Undergraduate research prize winners went virtual in first-of-its kind poster forum

Research poster award winners
Nayaab Punjani, Srisudhakar Nowduri and Ali Javeed are the 2019-2020, first, second and third prize winners of the 2019-2020 U of T Scarborough Undergraduate Research Poster Forum.

Raquel A. Russell

As U of T moved online following COVID-19 emergency measures, so did the 2020 UTSC Undergraduate Research Poster Forum – a move that first prize winner Nayaab Punjani appreciated.

“Although it was different to present in a poster forum virtually, I was excited and glad we were provided with significant extensions to participate,” says Punjani.

Since 2016, U of T Scarborough undergraduate students have participated in two undergraduate research initiatives created by the UTSC Office of the Vice-Principal Research & Innovation  and UTSC Library – the Undergraduate Research Prize and the Undergraduate Research Poster Forum.

The poster forum provides opportunities for students who excel in research, scholarship and creative activities to showcase research and win cash prizes that range from $1,000 first place, $500 second place and $250 third place.

Thirty-nine students submitted research abstracts for consideration. Of those 39, 20 finalists were selected by faculty and librarians to present their prepared poster and a pre-recorded video. From the 20 finalists, Nayaab Punjani, Srisudhakar Nowduri and Ali Javeed were named the first, second and third 2019-2020 prize winners.
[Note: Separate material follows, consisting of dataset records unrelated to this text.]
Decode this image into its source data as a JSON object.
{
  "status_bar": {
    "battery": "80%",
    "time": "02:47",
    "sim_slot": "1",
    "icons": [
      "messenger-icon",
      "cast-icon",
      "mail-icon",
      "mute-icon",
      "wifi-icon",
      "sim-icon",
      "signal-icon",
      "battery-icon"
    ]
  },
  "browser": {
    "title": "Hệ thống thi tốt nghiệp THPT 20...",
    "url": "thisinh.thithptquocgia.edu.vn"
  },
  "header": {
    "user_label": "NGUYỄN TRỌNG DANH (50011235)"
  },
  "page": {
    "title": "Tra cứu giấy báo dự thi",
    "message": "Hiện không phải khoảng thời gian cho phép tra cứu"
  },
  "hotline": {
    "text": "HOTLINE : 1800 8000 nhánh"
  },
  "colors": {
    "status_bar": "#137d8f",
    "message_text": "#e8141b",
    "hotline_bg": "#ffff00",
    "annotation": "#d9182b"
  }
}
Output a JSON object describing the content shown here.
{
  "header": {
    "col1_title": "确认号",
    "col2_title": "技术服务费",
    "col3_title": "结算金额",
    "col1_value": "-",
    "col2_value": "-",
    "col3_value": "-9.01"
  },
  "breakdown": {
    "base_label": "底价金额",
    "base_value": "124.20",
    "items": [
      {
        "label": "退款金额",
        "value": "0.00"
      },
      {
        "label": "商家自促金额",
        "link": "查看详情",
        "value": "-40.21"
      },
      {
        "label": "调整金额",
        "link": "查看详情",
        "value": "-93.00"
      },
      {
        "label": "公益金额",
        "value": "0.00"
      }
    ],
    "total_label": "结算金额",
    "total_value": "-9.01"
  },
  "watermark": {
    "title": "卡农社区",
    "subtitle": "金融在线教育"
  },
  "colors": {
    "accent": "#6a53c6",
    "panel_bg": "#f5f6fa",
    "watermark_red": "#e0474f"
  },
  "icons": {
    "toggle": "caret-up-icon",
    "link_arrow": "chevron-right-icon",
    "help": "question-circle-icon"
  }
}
Punjani’s award-winning research focuses on providing a treatment for chronic spinal cord injury by using behavioural testing and tissue analysis to observe how SMaRT cells (stem cells that have been programmed to release enzymes) break down a scar that forms during spinal cord injury and lead to tissue repair. This research took place in the Michael Fehlings lab at the Krembil Research Institute and was conducted while assisting her supervisor Christopher Ahuja on his Ph.D. project.

Punjani, a fourth-year student double majoring in biochemistry co-op and in mental health studies, with a minor in French, says the experience made her more interested in pursuing research, and she recently submitted her application to a Master of Science program in regenerative medicine and neuroscience.

“I’m all about helping others and trying to find innovative ways to promote research, while improving the quality of life for patients – and I know that the stem cell field is definitely pushing towards that,” says Punjani.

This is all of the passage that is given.